What exactly is an art detective? That is a question to ask Ramon Haze, a curator, collector, and creator of certain artworks now on view in an exhibition at KOW in Berlin. Not only a collector and artist, Haze refers to himself as an art detective, meaning the phrase exactly as it sounds: one who uncovers artworks and/or facts thereabout. When viewing “The Cabinet of Ramon Haze” with information provided by the gallery, visitors are told they are standing amongst precious art objects, including models for Brancusi sculptures, nine Duchamp Fountains (which, according to the story, Haze discovered in a basement in Dresden), and an early Jeff Koons, entitled Two Ball Equilibrium Tank (1984), which is in a dilapidated state.
However, viewing the show, it remains unclear if Haze is, in fact, a real person. An “exact replica” of his living room—complete with bookshelves, armchairs, a coffee table, a record player, and a vinyl collection—serves as the entrance to the exhibition (one must literally climb through an armoire to enter “the cabinet”), and visitors are even told that Haze will occasionally sit in the room, smoking cigarettes. It’s a compelling introduction, enough to induce some faith in the 154 objects presented as a “preeminent collection of the art of the twentieth century.”
At first, I was tempted to believe the show. I was impressed by the lack of care for the Koons (two volleyballs covered in dirt, resting in an empty tank lined with layers of grime, opposed to what should’ve been two pristinely preserved volleyballs); slightly skeptical of the story of discovering Duchamp’s lost Fountains, but then consumed by it; and intrigued by Peter and Marlis Steinholz’s abstract homages to Munch and Hitler, titled, respectively, Prelude to Modernity (Homage to Edward Munch) (1958) and We were not aware of that (1959).
But after encountering a set of eight sculptures, chemically lined with silver, that would purportedly implode upon touch, it became impossible to overlook certain oddities.

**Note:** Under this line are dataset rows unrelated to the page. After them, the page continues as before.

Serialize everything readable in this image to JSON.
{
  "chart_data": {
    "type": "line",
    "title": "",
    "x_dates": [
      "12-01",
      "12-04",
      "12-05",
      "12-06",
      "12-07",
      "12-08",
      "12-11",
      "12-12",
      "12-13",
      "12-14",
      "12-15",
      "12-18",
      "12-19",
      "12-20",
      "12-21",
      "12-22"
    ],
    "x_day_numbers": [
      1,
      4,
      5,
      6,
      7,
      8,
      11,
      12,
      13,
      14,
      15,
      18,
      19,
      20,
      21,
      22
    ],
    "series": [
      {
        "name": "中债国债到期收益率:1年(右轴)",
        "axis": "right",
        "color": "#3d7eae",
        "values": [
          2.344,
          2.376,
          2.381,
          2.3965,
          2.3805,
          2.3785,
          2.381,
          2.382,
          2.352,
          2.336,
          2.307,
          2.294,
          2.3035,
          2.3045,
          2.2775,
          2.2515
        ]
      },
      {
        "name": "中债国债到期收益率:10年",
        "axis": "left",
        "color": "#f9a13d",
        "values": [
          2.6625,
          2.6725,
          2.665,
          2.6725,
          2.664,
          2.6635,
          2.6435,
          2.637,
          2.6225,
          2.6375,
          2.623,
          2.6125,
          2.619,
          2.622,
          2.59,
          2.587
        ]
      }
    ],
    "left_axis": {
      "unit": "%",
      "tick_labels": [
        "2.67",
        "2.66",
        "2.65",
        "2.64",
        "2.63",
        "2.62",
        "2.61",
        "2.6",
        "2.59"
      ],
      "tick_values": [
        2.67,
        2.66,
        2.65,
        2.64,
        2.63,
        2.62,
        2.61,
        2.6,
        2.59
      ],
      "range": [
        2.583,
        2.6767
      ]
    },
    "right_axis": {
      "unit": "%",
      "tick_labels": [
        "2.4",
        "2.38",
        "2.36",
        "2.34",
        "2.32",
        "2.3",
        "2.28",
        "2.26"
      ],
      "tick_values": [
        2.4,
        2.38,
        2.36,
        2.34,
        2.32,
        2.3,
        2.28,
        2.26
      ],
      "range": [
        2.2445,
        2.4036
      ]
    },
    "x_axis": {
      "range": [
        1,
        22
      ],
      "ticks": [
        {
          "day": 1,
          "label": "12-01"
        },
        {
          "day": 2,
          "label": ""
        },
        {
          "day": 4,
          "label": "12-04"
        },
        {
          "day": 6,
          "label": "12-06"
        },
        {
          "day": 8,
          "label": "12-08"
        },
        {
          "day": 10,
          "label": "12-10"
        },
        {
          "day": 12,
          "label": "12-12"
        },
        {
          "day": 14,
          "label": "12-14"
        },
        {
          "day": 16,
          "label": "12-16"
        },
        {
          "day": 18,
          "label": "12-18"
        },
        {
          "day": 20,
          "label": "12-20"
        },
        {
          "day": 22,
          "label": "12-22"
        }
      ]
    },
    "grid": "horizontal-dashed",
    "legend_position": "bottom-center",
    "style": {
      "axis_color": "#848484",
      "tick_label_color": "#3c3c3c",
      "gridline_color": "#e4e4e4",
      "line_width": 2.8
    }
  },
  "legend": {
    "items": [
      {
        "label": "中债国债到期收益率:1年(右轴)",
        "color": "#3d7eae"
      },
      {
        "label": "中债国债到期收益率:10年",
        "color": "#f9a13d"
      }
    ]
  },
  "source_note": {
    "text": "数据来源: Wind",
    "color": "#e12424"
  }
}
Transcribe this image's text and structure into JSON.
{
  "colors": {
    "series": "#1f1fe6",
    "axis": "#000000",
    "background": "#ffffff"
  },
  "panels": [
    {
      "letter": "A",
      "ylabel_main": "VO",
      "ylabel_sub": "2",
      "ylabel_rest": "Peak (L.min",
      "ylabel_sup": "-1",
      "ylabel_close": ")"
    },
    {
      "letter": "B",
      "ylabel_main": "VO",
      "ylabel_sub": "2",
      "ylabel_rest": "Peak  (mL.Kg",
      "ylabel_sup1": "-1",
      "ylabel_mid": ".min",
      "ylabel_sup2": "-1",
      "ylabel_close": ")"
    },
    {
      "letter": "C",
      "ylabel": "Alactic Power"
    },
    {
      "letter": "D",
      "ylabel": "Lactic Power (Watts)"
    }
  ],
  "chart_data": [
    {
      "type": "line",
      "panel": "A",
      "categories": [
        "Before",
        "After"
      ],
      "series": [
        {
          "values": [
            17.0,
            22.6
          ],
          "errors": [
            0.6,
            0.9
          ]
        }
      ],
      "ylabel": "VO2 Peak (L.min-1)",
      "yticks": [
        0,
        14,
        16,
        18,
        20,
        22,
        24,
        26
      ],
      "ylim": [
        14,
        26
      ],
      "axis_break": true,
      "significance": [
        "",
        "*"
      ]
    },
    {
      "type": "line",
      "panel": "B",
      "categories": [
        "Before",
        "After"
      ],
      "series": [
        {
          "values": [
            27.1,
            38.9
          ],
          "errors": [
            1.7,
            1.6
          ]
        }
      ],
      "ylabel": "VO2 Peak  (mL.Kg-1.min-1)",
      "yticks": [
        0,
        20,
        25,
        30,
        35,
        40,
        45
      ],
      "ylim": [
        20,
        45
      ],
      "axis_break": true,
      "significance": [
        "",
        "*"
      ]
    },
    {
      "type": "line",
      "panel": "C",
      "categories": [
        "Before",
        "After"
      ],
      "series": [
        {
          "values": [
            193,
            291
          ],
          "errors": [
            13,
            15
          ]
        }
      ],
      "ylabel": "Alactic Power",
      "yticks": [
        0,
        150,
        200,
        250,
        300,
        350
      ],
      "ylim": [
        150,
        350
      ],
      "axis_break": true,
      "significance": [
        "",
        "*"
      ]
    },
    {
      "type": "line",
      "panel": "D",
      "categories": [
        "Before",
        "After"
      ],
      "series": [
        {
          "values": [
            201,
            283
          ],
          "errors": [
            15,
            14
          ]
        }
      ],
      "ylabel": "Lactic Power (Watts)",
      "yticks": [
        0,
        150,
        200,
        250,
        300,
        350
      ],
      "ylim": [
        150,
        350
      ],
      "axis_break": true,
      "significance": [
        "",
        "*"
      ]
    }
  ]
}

After asking how the objects were transported to the rusty shelves where they now rest, a gallery attendant said, “By specialists, I think, with white gloves.” Ah yes, white gloves solve all issues regarding potential implosions. Suddenly everything seemed in doubt, and nothing made sense.

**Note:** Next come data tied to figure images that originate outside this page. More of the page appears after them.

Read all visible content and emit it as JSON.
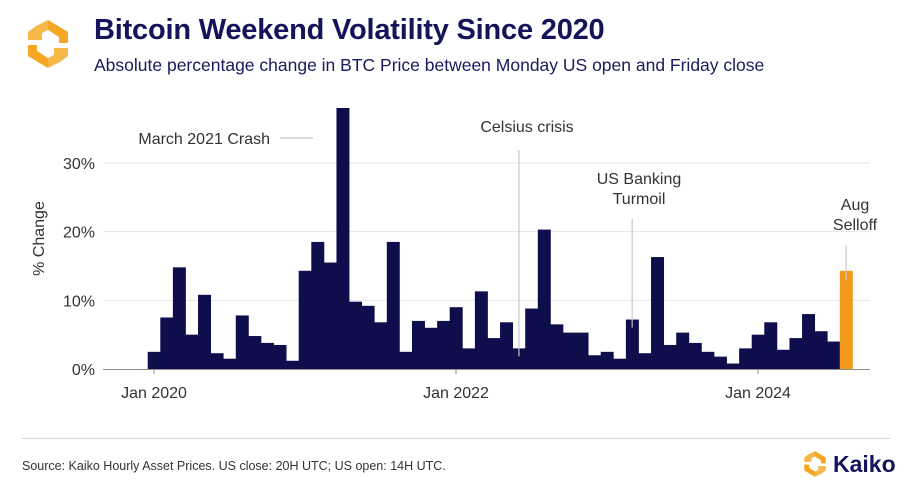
{
  "header": {
    "title": "Bitcoin Weekend Volatility Since 2020",
    "subtitle": "Absolute percentage change in BTC Price between Monday US open and Friday close",
    "logo_icon": "kaiko-logo-icon"
  },
  "footer": {
    "source": "Source: Kaiko Hourly Asset Prices. US close: 20H UTC; US open: 14H UTC.",
    "brand": "Kaiko"
  },
  "colors": {
    "bar": "#0e0e4d",
    "highlight": "#f29a1c",
    "text": "#333333",
    "grid": "#e6e6e6",
    "axis": "#8c8c8c"
  },
  "chart_data": {
    "type": "bar",
    "ylabel": "% Change",
    "ylim": [
      0,
      38
    ],
    "yticks": [
      {
        "value": 0,
        "label": "0%"
      },
      {
        "value": 10,
        "label": "10%"
      },
      {
        "value": 20,
        "label": "20%"
      },
      {
        "value": 30,
        "label": "30%"
      }
    ],
    "xticks": [
      {
        "value": "2020-01",
        "label": "Jan 2020"
      },
      {
        "value": "2022-01",
        "label": "Jan 2022"
      },
      {
        "value": "2024-01",
        "label": "Jan 2024"
      }
    ],
    "xrange": [
      "2019-11",
      "2024-11"
    ],
    "grid": true,
    "bar_values_note": "",
    "series": [
      {
        "dates": [
          "2020-01",
          "2020-02",
          "2020-03",
          "2020-04",
          "2020-05",
          "2020-06",
          "2020-07",
          "2020-08",
          "2020-09",
          "2020-10",
          "2020-11",
          "2020-12",
          "2021-01",
          "2021-02",
          "2021-03",
          "2021-04",
          "2021-05",
          "2021-06",
          "2021-07",
          "2021-08",
          "2021-09",
          "2021-10",
          "2021-11",
          "2021-12",
          "2022-01",
          "2022-02",
          "2022-03",
          "2022-04",
          "2022-05",
          "2022-06",
          "2022-07",
          "2022-08",
          "2022-09",
          "2022-10",
          "2022-11",
          "2022-12",
          "2023-01",
          "2023-02",
          "2023-03",
          "2023-04",
          "2023-05",
          "2023-06",
          "2023-07",
          "2023-08",
          "2023-09",
          "2023-10",
          "2023-11",
          "2023-12",
          "2024-01",
          "2024-02",
          "2024-03",
          "2024-04",
          "2024-05",
          "2024-06",
          "2024-07",
          "2024-08"
        ],
        "values": [
          2.5,
          7.5,
          14.8,
          5.0,
          10.8,
          2.3,
          1.5,
          7.8,
          4.8,
          3.8,
          3.5,
          1.2,
          14.3,
          18.5,
          15.5,
          38.0,
          9.8,
          9.2,
          6.8,
          18.5,
          2.5,
          7.0,
          6.0,
          7.0,
          9.0,
          3.0,
          11.3,
          4.5,
          6.8,
          3.0,
          8.8,
          20.3,
          6.5,
          5.3,
          5.3,
          2.0,
          2.5,
          1.5,
          7.2,
          2.3,
          16.3,
          3.5,
          5.3,
          3.8,
          2.5,
          1.8,
          0.8,
          3.0,
          5.0,
          6.8,
          2.8,
          4.5,
          8.0,
          5.5,
          4.0,
          14.3
        ],
        "highlight_index": 55
      }
    ],
    "annotations": [
      {
        "label": "March 2021 Crash",
        "date": "2021-04"
      },
      {
        "label": "Celsius crisis",
        "date": "2022-06"
      },
      {
        "label": "US Banking Turmoil",
        "date": "2023-03"
      },
      {
        "label": "Aug Selloff",
        "date": "2024-08"
      }
    ]
  }
}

It became clear that a video screening in the living room, which is supposedly a “guided tour of the collection” that KOW has “by sheer luck,” is merely digital footage poorly edited to appear archival (added grain, awkward color filters). When asked what year the video was made, the same gallery attendant replied “1996,” although at one point the recorded tour guides discuss an artwork made in 2005. As for Koons, he never made equilibrium tanks with volleyballs, only with basketballs. And finding information from a 2009 exhibition in which “Haze” was featured finally revealed that the artists presented as his “assistants,” Holmer Feldmann and Adreas Grahl, are actually the masterminds behind his entire existence.
None of this is said to denounce the show—quite the opposite. “The Cabinet of Ramon Haze” forces viewers to consider the art objects at hand critically and subsequently reflect on the presentation and trajectory of art history. It reinforces the fact that if you believe everything you read, you’ll be proven a fool. It is a cabinet full of mind-twisting curiosities.